Re: [Linux-HA] [ HELP ] pingd not failover (Active/Standy)

chiu chun chir Mon, 30 Apr 2007 20:21:17 -0700

I'm sorry that I don't explain my HA configuration very well.
First of all, I want to explain why I change the system's network
configuration.
Because the host is not nearby me , it is pilot running in client site I
cannot unplug the network cable by myself.
So I have to simulate the network to the outside world had been broken.
That's why I change the network setting to an error IP which cannot reach my
PingNode-Default Gateway.


There are two nodes in my cluster environment.
Host tacomcs1 will be the active node.
Host tacomcs2 will be the standby(passive) node.

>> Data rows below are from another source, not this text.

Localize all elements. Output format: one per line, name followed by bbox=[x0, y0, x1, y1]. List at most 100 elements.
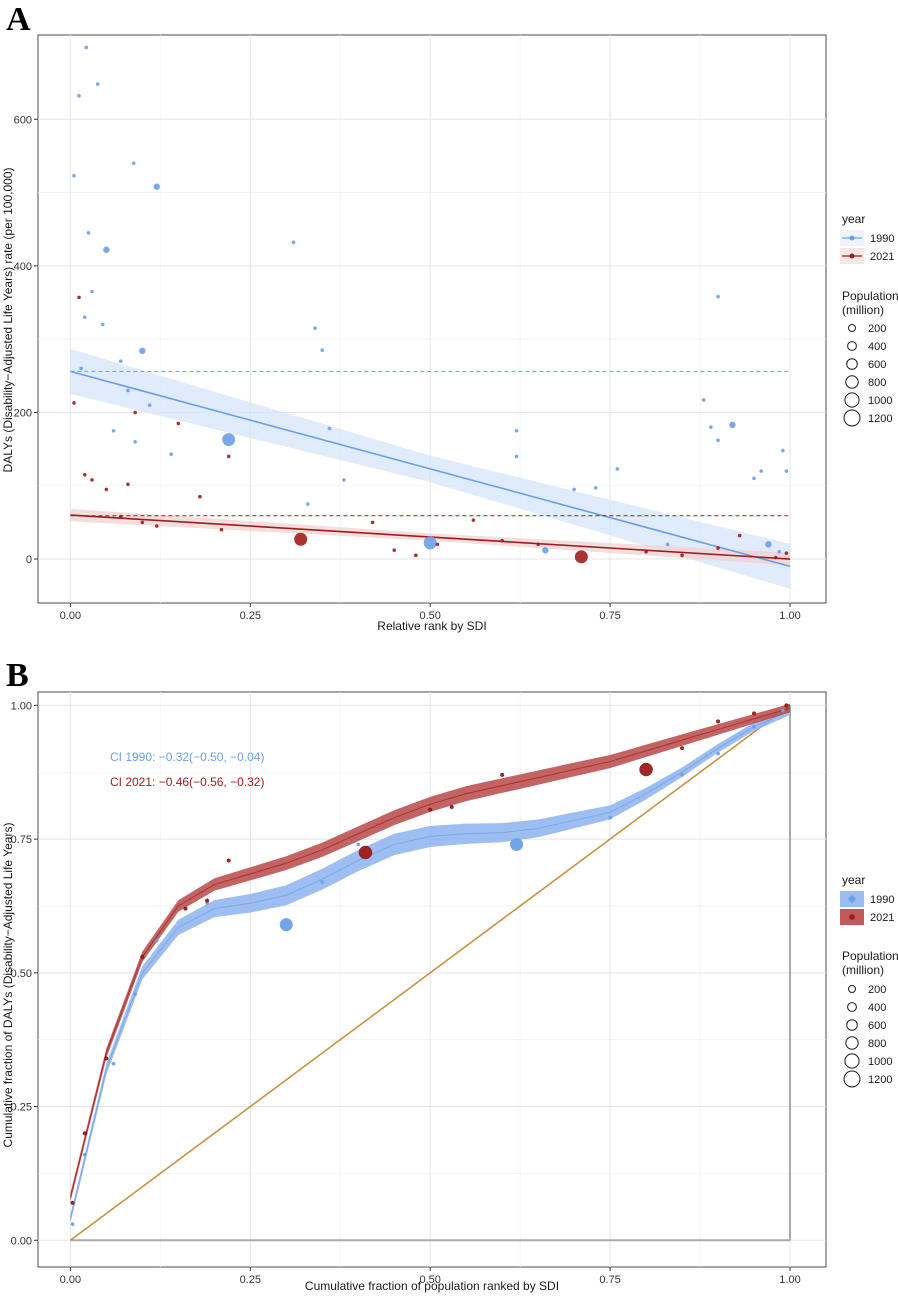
panel-a-point-2021 bbox=[90, 478, 94, 482]
panel-b-point-2021 bbox=[639, 762, 653, 777]
legend-b-size-title-1: Population bbox=[842, 949, 898, 963]
legend-a-size-key-label: 1000 bbox=[868, 395, 892, 407]
legend-b-size-key-label: 200 bbox=[868, 984, 886, 996]
panel-b-point-2021 bbox=[82, 1131, 87, 1136]
panel-a-point-1990 bbox=[514, 454, 519, 459]
panel-b-point-2021 bbox=[449, 804, 454, 810]
panel-a-x-tick-label: 0.75 bbox=[599, 610, 620, 622]
panel-a-point-1990 bbox=[153, 183, 160, 190]
panel-a-point-2021 bbox=[471, 518, 476, 522]
panel-a-point-2021 bbox=[198, 494, 202, 499]
panel-b-point-2021 bbox=[205, 898, 210, 903]
panel-a-legend: year 1990 2021 Population (million) 200 4… bbox=[840, 212, 898, 427]
panel-a-point-2021 bbox=[118, 514, 123, 519]
panel-b-point-1990 bbox=[356, 842, 361, 847]
panel-a-point-1990 bbox=[306, 502, 310, 506]
panel-a-x-tick-label: 0.00 bbox=[60, 610, 81, 622]
panel-b-point-2021 bbox=[751, 711, 757, 716]
panel-b-point-1990 bbox=[111, 1061, 116, 1066]
panel-a-point-1990 bbox=[784, 469, 789, 473]
panel-a-point-2021 bbox=[294, 532, 308, 546]
panel-b-point-1990 bbox=[680, 773, 684, 777]
panel-a-point-1990 bbox=[82, 315, 87, 319]
legend-a-2021-label: 2021 bbox=[870, 251, 894, 263]
panel-a-point-1990 bbox=[313, 326, 317, 330]
legend-a-1990-key-dot bbox=[849, 235, 855, 241]
panel-a-point-1990 bbox=[95, 82, 100, 86]
panel-b-y-tick-label: 0.00 bbox=[11, 1235, 32, 1247]
panel-a-point-2021 bbox=[414, 553, 418, 558]
legend-a-size-key-label: 800 bbox=[868, 377, 886, 389]
panel-a-point-1990 bbox=[593, 486, 598, 490]
panel-a-point-2021 bbox=[82, 472, 87, 477]
panel-a-point-1990 bbox=[100, 322, 105, 327]
panel-a-point-1990 bbox=[701, 398, 706, 402]
panel-a-point-1990 bbox=[514, 428, 519, 433]
panel-a-point-1990 bbox=[118, 359, 123, 363]
panel-b-point-2021 bbox=[784, 703, 789, 708]
panel-a-point-1990 bbox=[79, 366, 83, 371]
panel-a-point-1990 bbox=[103, 246, 110, 253]
panel-a-point-1990 bbox=[777, 549, 782, 554]
panel-b-y-tick-label: 0.25 bbox=[11, 1102, 32, 1114]
panel-b-point-1990 bbox=[781, 708, 785, 713]
legend-a-size-key-circle bbox=[847, 341, 857, 351]
panel-a-regression-line-1990 bbox=[70, 370, 791, 568]
legend-a-2021-key-dot bbox=[849, 253, 855, 259]
panel-a-point-2021 bbox=[77, 295, 81, 300]
panel-b: B 0.00 0.25 0.50 0.75 1.00 0.00 0.25 0.50 0.75 1.… bbox=[1, 657, 898, 1293]
panel-a-point-1990 bbox=[752, 476, 756, 481]
panel-b-legend: year 1990 2021 Population (million) 200 4… bbox=[840, 873, 898, 1088]
panel-a-point-1990 bbox=[169, 452, 173, 457]
panel-a-point-2021 bbox=[773, 555, 778, 560]
panel-b-point-2021 bbox=[680, 746, 685, 751]
legend-b-1990-label: 1990 bbox=[870, 894, 894, 906]
legend-b-size-title-2: (million) bbox=[842, 963, 884, 977]
legend-b-size-key-circle bbox=[844, 1053, 860, 1069]
panel-a-point-1990 bbox=[77, 94, 81, 98]
panel-a-point-1990 bbox=[126, 388, 130, 393]
panel-a-point-1990 bbox=[729, 421, 736, 429]
panel-a-x-tick-label: 0.50 bbox=[419, 610, 440, 622]
legend-a-size-key-label: 200 bbox=[868, 323, 886, 335]
legend-b-1990-key-diamond bbox=[847, 894, 857, 904]
panel-b-ci-1990: CI 1990: −0.32(−0.50, −0.04) bbox=[110, 750, 264, 764]
panel-a-point-1990 bbox=[291, 240, 296, 245]
panel-a-x-axis-label: Relative rank by SDI bbox=[377, 619, 486, 633]
panel-a-plot-frame bbox=[37, 34, 827, 604]
panel-a-point-1990 bbox=[423, 536, 437, 550]
panel-a-point-2021 bbox=[574, 550, 588, 564]
panel-b-ticks: 0.00 0.25 0.50 0.75 1.00 0.00 0.25 0.50 0.75 1.00 bbox=[11, 700, 801, 1286]
panel-a-point-1990 bbox=[147, 403, 152, 407]
panel-b-x-tick-label: 1.00 bbox=[779, 1274, 800, 1286]
legend-b-size-key-circle bbox=[848, 985, 856, 993]
panel-a-point-1990 bbox=[327, 426, 332, 431]
panel-a-point-2021 bbox=[226, 454, 231, 459]
legend-b-size-key-label: 1200 bbox=[868, 1074, 892, 1086]
panel-b-point-1990 bbox=[279, 918, 293, 932]
panel-b-y-axis-label: Cumulative fraction of DALYs (Disability… bbox=[1, 823, 15, 1148]
panel-a-y-tick-label: 400 bbox=[14, 261, 32, 273]
panel-a-point-1990 bbox=[759, 469, 764, 473]
legend-a-1990-label: 1990 bbox=[870, 233, 894, 245]
legend-b-size-key-label: 600 bbox=[868, 1020, 886, 1032]
panel-b-y-tick-label: 0.50 bbox=[11, 968, 32, 980]
panel-a-point-1990 bbox=[665, 542, 670, 547]
panel-a-point-1990 bbox=[90, 289, 94, 294]
panel-a-point-2021 bbox=[126, 482, 130, 487]
legend-a-size-key-circle bbox=[844, 392, 860, 408]
panel-b-point-1990 bbox=[82, 1152, 87, 1157]
legend-b-size-keys: 200 400 600 800 1000 1200 bbox=[843, 984, 892, 1088]
panel-a-point-2021 bbox=[716, 546, 720, 550]
panel-a-point-1990 bbox=[86, 231, 91, 235]
panel-a-point-2021 bbox=[370, 520, 375, 525]
legend-b-size-key-label: 800 bbox=[868, 1038, 886, 1050]
panel-b-point-1990 bbox=[70, 1222, 75, 1227]
panel-a-point-2021 bbox=[536, 542, 540, 547]
panel-b-point-2021 bbox=[358, 845, 373, 860]
panel-a-points bbox=[72, 45, 789, 564]
panel-b-x-tick-label: 0.00 bbox=[60, 1274, 81, 1286]
panel-a-point-2021 bbox=[500, 538, 504, 543]
legend-b-size-key-circle bbox=[843, 1070, 861, 1088]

Major business resource were defined as the group TACO_SERVICES.
It was consist of IPaddr2, tomcat, and a Java RMI Server.

      <group id="TACO_SERVICES">
        <primitive id="VIP" class="ocf" type="IPaddr2"
provider="heartbeat">
          <instance_attributes id="VIP_instance_attrs">
            <attributes>
              <nvpair id="VIP_target_role" name="target_role"
value="started"/>
              <nvpair id="978e63ce-c11b-473c-9cd4-22f109e25a98" name="ip"
value="10.31.70.7"/>
            </attributes>
          </instance_attributes>
        </primitive>
        <primitive class="lsb" type="tacormi" provider="heartbeat"
id="TACORMI">
          <instance_attributes id="TACORMI_instance_attrs">
            <attributes>
              <nvpair name="target_role" id="TACORMI_target_role"
value="started"/>
            </attributes>
          </instance_attributes>
          <operations>
            <op id="02df13ab-ea17-4142-bd5e-3f1e815c3178" name="monitor"
interval="10s" timeout="60s"/>
          </operations>
        </primitive>
        <primitive class="lsb" type="tomcat" provider="heartbeat"
id="TOMCAT">
          <instance_attributes id="TOMCAT_instance_attrs">
            <attributes>
              <nvpair name="target_role" id="TOMCAT_target_role"
value="started"/>
            </attributes>
          </instance_attributes>
          <operations>
            <op id="a4d6e1e9-c733-45ab-a407-0713d4e3be19" name="monitor"
interval="10s" timeout="60s"/>
          </operations>
        </primitive>
        <instance_attributes id="TACO_SERVICES_instance_attrs">
          <attributes>
            <nvpair id="TACO_SERVICES_target_role" name="target_role"
value="started"/>
          </attributes>
        </instance_attributes>
      </group>

My excepted scenario will be the following:
If I unplug the tacomcs1's network cable, TACO_SERVICES will be failover to
tacomcs2.
Once I plug the tacomcs1's netowrk cable back, it will be a standby node.
And TACO_SERVICES should stay at tacomcs2 ,
until I unplug it's network cable or shut it down,
then TACO_SERVICES will be failover to tacomcs1.
Simply Active / Passive configuration.

And set "auto_failback off" in my ha.cf due to Active/Passive scenario.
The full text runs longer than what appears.